Insoweit ist es als Landwirt klug, mit Wanderimkern zusammenzuarbeiten.
Aber so einfach ist es für den Landwirt nicht! Denn es gibt u.a. noch Rapsstängelrüssler, Kohltriebrüssler und Rapsglanzkäfer, die eine gute Rapsernte bedrohen.
Üblicherweise werden diese mit Insektiziden bekämpft. Diese sind wiederum i.d.R. bienengefährlich. Deshalb sollen diese Mittel erst abends nach dem Bienenflug ausgebracht werden bzw. sollten während der Blüte möglichst durch bienenungefährliche Mittel ersetzt werden.
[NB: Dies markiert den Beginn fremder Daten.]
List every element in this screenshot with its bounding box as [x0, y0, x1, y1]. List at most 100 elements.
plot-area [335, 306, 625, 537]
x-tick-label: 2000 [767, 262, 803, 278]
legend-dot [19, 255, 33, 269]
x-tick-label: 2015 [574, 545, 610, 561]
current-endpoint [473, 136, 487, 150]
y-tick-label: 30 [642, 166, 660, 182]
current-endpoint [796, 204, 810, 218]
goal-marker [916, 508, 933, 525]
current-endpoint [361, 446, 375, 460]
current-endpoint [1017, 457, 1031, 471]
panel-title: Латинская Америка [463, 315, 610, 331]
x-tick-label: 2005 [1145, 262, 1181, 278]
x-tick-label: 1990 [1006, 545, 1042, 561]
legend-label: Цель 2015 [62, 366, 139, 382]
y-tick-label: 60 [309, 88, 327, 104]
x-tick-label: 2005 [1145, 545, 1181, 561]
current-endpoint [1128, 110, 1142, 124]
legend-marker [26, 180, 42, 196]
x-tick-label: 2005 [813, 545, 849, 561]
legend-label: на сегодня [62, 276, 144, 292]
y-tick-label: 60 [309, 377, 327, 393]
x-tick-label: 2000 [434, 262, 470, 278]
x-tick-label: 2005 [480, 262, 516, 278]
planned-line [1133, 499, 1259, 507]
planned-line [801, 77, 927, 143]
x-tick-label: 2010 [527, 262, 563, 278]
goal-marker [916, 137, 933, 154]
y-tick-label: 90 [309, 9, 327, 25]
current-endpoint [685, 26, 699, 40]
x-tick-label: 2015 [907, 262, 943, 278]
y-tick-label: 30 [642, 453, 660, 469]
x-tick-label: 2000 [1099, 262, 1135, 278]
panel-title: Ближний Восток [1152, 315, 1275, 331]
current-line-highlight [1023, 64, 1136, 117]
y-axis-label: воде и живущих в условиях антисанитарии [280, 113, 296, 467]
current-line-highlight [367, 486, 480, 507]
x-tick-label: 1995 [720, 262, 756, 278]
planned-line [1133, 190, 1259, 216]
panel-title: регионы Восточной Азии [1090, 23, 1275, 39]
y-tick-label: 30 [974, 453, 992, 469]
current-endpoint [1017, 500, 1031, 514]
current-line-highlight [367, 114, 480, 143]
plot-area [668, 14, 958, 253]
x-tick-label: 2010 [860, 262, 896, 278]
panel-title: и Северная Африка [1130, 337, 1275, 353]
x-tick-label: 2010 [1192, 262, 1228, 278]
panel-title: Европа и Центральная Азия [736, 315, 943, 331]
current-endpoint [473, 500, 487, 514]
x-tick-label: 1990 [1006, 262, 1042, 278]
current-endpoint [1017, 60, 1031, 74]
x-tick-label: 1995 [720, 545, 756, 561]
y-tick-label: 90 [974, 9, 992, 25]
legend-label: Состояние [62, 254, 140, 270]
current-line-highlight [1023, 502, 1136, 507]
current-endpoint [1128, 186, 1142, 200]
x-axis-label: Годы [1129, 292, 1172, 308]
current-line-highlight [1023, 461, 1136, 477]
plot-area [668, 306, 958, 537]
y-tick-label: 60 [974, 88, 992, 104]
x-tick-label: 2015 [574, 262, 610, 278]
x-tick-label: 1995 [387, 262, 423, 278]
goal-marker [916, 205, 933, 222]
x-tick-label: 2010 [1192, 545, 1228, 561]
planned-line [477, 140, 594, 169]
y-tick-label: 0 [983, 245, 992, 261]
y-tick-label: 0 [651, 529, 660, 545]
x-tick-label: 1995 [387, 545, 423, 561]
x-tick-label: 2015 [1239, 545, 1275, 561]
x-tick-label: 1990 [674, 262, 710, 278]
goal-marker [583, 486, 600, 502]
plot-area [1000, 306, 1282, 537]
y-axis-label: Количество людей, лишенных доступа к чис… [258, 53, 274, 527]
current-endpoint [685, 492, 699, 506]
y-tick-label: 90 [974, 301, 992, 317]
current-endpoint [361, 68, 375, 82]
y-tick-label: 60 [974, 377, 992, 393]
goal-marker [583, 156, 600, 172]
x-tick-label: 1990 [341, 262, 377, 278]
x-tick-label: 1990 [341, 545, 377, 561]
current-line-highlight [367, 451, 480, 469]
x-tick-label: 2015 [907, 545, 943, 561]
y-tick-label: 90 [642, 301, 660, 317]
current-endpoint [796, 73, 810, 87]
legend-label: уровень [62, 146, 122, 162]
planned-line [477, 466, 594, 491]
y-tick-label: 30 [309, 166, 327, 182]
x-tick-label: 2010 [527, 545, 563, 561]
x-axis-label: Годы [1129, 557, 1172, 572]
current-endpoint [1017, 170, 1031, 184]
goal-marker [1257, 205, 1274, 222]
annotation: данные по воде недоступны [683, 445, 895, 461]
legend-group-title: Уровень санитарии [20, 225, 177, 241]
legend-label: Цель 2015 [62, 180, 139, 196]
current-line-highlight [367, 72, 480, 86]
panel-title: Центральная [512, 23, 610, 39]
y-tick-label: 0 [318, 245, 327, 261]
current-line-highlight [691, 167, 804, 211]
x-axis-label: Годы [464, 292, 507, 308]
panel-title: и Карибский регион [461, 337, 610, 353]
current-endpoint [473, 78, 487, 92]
Problem des Bieneneinsatzes in gespritzten Rapsflächen sind häufig Überschreitungen des Rückstandshöchstgehalts an Insektiziden im Honig.
Der verantwortungsvolle Landwirt minimiert daher den Insektizideinsatz, wendet ihn nur an, wenn die Ernte bedroht ist.
Wer in der Gemarkung im Frühjahr unterwegs ist, trifft an Rapsfeldern auf sogenannte „Gelbschalen“, wie sie u.a. Bernhard Bentz einsetzt.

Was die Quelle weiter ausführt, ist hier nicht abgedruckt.